And finally, at the bottom of the pyramid, to demonstrate and test MUSIC on the AIE in real time, we architected and developed hardware-in-the-loop test bench. Let’s go through the system model briefly. The model developed in MATLAB consists of both the data model and a model for the MUSIC algorithm. The data model generates snapshot matrices that represent the response of the eight ULA antenna elements in the presence of a number of emitting or echoing sources. The antenna response also includes the modeling of thermal noise at each antenna element. Note that the snapshot matrix values are assumed to be complex, single precision floats.
26:40 – Mapping MUSIC to AI Engine Tiles
The MUSIC model, on the other hand, consists of three main components. The first one processes the snapshots with QR decomposition. The QRD decomposes the snapshot matrix into an orthogonal matrix Q and an upper triangular R matrix. The Q matrix is dropped, and only R is passed to the downstream stages of MUSIC.

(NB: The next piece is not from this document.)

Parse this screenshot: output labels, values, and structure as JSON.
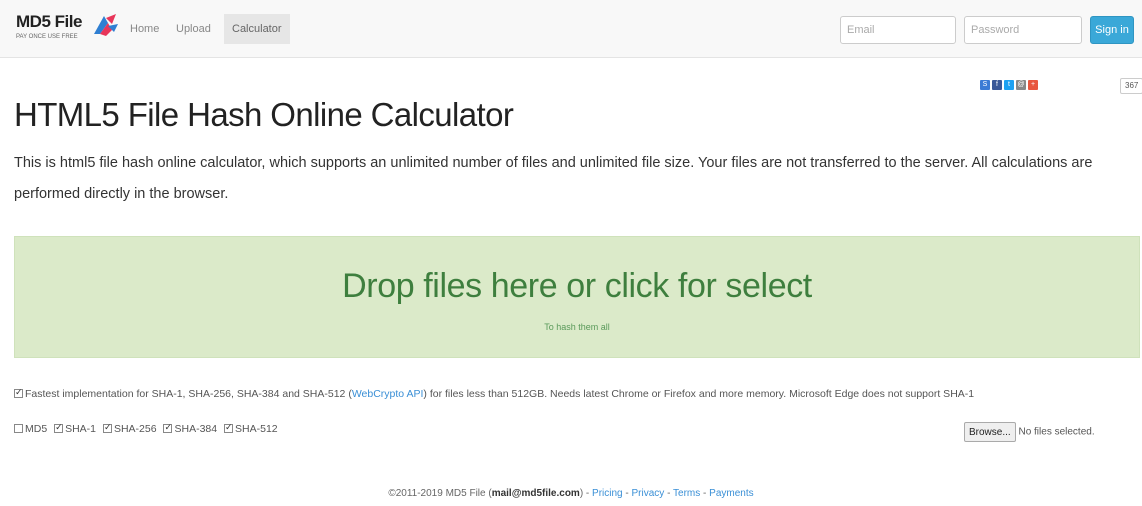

The next noise subspace is identified through singular value decomposition of the R matrix, where the latter is decomposed into three components that include both singular values and singular vectors that span both the signal and the noise subspace. The noise subspace corresponds to the P smallest singular values sorted—in our case, by construction—where P is either a known parameter, which is the number of antenna minus the known number of sources, or it is used from an ad hoc thresholding defined through system simulation.

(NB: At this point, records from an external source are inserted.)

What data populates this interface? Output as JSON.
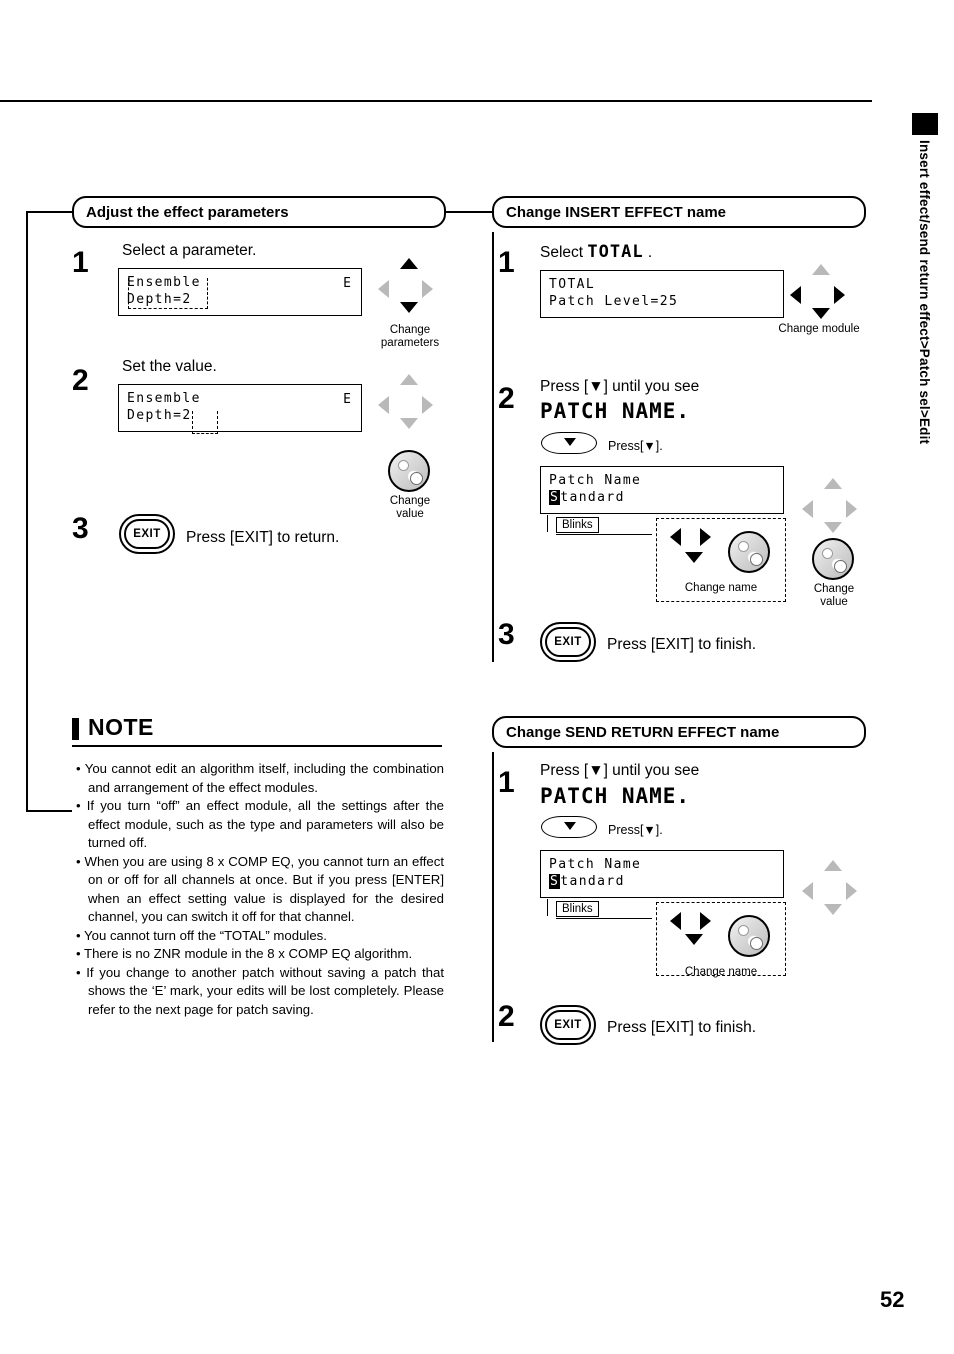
{
  "page": {
    "number": "52",
    "side_tab_text": "Insert effect/send return effect>Patch sel>Edit"
  },
  "sections": {
    "adjust": {
      "title": "Adjust the effect parameters",
      "steps": [
        {
          "num": "1",
          "text": "Select a parameter.",
          "lcd": {
            "line1": "Ensemble",
            "line2": "Depth=2",
            "right": "E"
          },
          "caption": "Change\nparameters"
        },
        {
          "num": "2",
          "text": "Set the value.",
          "lcd": {
            "line1": "Ensemble",
            "line2": "Depth=2",
            "right": "E"
          },
          "caption": "Change\nvalue"
        },
        {
          "num": "3",
          "button": "EXIT",
          "text": "Press [EXIT] to return."
        }
      ]
    },
    "note": {
      "title": "NOTE",
      "bullets": [
        "• You cannot edit an algorithm itself, including the combination and arrangement of the effect modules.",
        "• If you turn “off” an effect module, all the settings after the effect module, such as the type and parameters will also be turned off.",
        "• When you are using 8 x COMP EQ, you cannot turn an effect on or off for all channels at once. But if you press [ENTER] when an effect setting value is displayed for the desired channel, you can switch it off for that channel.",
        "• You cannot turn off the “TOTAL” modules.",
        "• There is no ZNR module in the 8 x COMP EQ algorithm.",
        "• If you change to another patch without saving a patch that shows the ‘E’ mark, your edits will be lost completely. Please refer to the next page for patch saving."
      ]
    },
    "insert_name": {
      "title": "Change INSERT EFFECT name",
      "steps": [
        {
          "num": "1",
          "text_prefix": "Select ",
          "text_mono": "TOTAL",
          "text_suffix": " .",
          "lcd": {
            "line1": "TOTAL",
            "line2": "Patch Level=25"
          },
          "caption": "Change module"
        },
        {
          "num": "2",
          "text": "Press [▼] until you see",
          "mono": "PATCH NAME.",
          "press_label": "Press[▼].",
          "lcd": {
            "line1": "Patch Name",
            "line2_inv": "S",
            "line2": "tandard"
          },
          "blinks": "Blinks",
          "caption_name": "Change name",
          "caption_value": "Change\nvalue"
        },
        {
          "num": "3",
          "button": "EXIT",
          "text": "Press [EXIT] to finish."
        }
      ]
    },
    "send_return_name": {
      "title": "Change SEND RETURN EFFECT name",
      "steps": [
        {
          "num": "1",
          "text": "Press [▼] until you see",
          "mono": "PATCH NAME.",
          "press_label": "Press[▼].",
          "lcd": {
            "line1": "Patch Name",
            "line2_inv": "S",
            "line2": "tandard"
          },
          "blinks": "Blinks",
          "caption_name": "Change name"
        },
        {
          "num": "2",
          "button": "EXIT",
          "text": "Press [EXIT] to finish."
        }
      ]
    }
  }
}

The last block is the space spectrum calculation and DOA identification. That consists to divide the field of view of the ULA into a grid of a number of points, which is equal to 256 points in our case, and compute the space spectrum metric for each point in the grid. DOA corresponds to the null bins in the space spectrum. As an example, the four peaks and corresponding nulls in the space spectrum shown on the plot indicate the location of the azimuth angles of the four sources on the 256-point field of view grid.
Note, as mentioned by Mark, that for performance consideration, we compute the null space rather than peak space spectrum. The mapping of MUSIC operation into the AIE processing tile is performed through loop unrolling and pipelining. The building blocks of MUSIC are iterative processes, where QRD and SVD consist of nested loops and the space spectrum and DOA identification is just a simple loop that goes through the 256-point grid to compute the spectrum and identify the potential DOAs when a condition is met.

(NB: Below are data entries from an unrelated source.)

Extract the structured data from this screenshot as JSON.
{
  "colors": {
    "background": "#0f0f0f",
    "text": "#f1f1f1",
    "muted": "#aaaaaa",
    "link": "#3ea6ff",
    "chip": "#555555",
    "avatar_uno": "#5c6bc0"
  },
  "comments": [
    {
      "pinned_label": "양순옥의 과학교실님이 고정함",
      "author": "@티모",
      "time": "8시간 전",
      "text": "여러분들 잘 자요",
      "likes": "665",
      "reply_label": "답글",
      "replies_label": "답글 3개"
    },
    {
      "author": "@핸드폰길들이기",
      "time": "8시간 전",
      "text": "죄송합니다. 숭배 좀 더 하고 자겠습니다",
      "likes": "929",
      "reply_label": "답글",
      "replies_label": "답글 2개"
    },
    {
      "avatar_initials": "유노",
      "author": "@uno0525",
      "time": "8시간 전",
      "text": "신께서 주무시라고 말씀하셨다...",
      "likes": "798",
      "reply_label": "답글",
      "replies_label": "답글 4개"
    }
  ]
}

To meet the processing requirement, the loops of the different blocks of the workflow are unfolded and pipelined. In the steady state with a pipeline of depth N, all stages operate in parallel processing the snapshot data. Movement from one pipeline stage to the other is through sharing the data in the local memory of the tiles.
Note that some loops are data-independent and could be parallelized. However, we opted to pipeline and unroll in all cases to simplify the implementation.
In the next two slides, we are going to illustrate loop unfolding/pipelining of both the Gram-Schmidt QRD and the spectrum calculation.
29:14 – QRD and Spectrum Computation on AIE
The Gram-Schmidt QRD consists of an outer loop and a decreasing number of inner loops with each iteration of the outer loop as shown. At each iteration k for the outer loop, where k is ranging from zero to seven, a norm process computes the diagonal element of R at row k and column k of the orthogonal matrix Q.
The inner loops of QRD, with eight minus k minus one iterations, execute a QR process. The QR process computes the remaining eight minus one minus k elements of row k of R and updates the eight minus k minus one columns of Q.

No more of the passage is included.